The lysine 4 of histone H3 (H3K4) can be methylated or acetylated into four states: H3K4me1, H3K4me2, H3K4me3, or H3K4ac. Unlike H3K4 methylation, the genome-wide distribution and functional roles of H3K4ac remain unclear. To understand the relationship of acetylation with methylation at H3K4 and to explore the roles of H3K4ac in the context of chromatin, we analyzed H3K4ac across the human genome and compared it with H3K4 methylation in K562 cells. H3K4ac was positively correlated with H3K4me1/2/3 in reciprocal analysis. A decrease in H3K4ac through the mutation of the histone acetyltransferase p300 reduced H3K4me1 and H3K4me3 at the H3K4ac peaks. H3K4ac was also impaired by H3K4me depletion in the histone methyltransferase MLL3/4-mutated cells.
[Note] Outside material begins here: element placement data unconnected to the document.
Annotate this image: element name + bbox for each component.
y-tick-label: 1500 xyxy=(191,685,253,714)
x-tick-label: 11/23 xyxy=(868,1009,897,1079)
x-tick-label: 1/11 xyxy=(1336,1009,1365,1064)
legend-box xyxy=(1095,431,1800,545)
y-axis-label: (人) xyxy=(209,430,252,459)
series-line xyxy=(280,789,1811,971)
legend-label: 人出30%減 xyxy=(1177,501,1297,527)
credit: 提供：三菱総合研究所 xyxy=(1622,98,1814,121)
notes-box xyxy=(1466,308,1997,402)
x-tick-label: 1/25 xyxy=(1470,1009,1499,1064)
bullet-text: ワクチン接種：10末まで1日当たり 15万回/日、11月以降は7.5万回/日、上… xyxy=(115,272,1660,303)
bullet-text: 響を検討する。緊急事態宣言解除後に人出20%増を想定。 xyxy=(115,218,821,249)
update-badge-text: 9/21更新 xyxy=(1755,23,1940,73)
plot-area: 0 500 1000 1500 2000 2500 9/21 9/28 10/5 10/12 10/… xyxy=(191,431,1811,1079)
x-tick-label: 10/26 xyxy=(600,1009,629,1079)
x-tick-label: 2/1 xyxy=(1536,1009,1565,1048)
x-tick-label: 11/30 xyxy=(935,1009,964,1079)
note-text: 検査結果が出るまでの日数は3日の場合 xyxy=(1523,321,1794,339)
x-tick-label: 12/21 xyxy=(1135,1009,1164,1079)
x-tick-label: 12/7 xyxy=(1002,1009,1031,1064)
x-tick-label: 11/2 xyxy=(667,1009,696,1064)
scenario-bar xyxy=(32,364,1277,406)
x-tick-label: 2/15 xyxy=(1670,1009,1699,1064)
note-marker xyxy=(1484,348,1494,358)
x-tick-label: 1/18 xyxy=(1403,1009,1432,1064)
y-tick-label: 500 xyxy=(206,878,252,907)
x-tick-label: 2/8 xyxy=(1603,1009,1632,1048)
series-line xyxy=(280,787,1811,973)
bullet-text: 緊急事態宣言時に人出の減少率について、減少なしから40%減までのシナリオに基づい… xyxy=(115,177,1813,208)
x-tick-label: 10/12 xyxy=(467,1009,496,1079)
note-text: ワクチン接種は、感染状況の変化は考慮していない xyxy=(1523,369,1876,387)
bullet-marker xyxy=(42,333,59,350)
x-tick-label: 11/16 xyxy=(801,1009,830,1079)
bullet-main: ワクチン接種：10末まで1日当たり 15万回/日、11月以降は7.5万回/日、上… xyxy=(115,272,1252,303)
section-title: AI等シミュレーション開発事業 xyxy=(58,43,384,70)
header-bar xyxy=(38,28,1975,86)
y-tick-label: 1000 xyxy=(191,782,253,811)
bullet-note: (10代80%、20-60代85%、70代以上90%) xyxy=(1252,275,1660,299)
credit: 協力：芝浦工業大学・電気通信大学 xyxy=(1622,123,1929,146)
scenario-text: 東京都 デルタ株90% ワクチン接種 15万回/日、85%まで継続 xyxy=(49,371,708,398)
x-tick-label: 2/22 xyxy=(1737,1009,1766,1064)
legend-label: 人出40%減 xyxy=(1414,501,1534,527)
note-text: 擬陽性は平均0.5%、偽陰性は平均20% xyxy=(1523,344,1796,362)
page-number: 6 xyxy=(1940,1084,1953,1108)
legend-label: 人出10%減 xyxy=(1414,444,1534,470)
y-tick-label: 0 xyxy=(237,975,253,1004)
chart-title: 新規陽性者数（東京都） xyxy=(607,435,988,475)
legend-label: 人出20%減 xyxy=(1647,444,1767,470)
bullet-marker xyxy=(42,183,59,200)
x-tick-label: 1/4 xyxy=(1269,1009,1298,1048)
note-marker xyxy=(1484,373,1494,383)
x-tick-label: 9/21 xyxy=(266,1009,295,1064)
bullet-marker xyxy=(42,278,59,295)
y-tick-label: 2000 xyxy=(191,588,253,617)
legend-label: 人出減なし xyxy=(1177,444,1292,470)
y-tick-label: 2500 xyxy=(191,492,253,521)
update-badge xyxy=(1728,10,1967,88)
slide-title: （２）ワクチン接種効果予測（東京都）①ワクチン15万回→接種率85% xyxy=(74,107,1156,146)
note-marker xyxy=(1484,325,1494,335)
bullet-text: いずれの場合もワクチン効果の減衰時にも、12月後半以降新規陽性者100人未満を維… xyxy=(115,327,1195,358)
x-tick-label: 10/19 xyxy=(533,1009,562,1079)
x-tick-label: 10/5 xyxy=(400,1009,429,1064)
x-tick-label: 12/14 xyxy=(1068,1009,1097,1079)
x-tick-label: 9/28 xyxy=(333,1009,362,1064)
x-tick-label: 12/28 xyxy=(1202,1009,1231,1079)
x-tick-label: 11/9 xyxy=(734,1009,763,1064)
H3K4ac peaks were enriched at enhancers in addition to the transcription start sites (TSSs) of genes. H3K4ac of TSSs and enhancers was positively correlated with mRNA and eRNA transcription. A decrease in H3K4ac reduced H3K4me3 and H3K4me1 in TSSs and enhancers, respectively, and inhibited the eviction of histone H3 from them. The mRNA transcription of highly transcribed genes was affected by the reduced H3K4ac. Interestingly, H3K4ac played a redundant role with regard to H3K27ac in eRNA transcription. These results indicate that H3K4ac serves as a marker of both active TSSs and enhancers and plays a role in histone eviction and RNA transcription by leading to H3K4me1/3.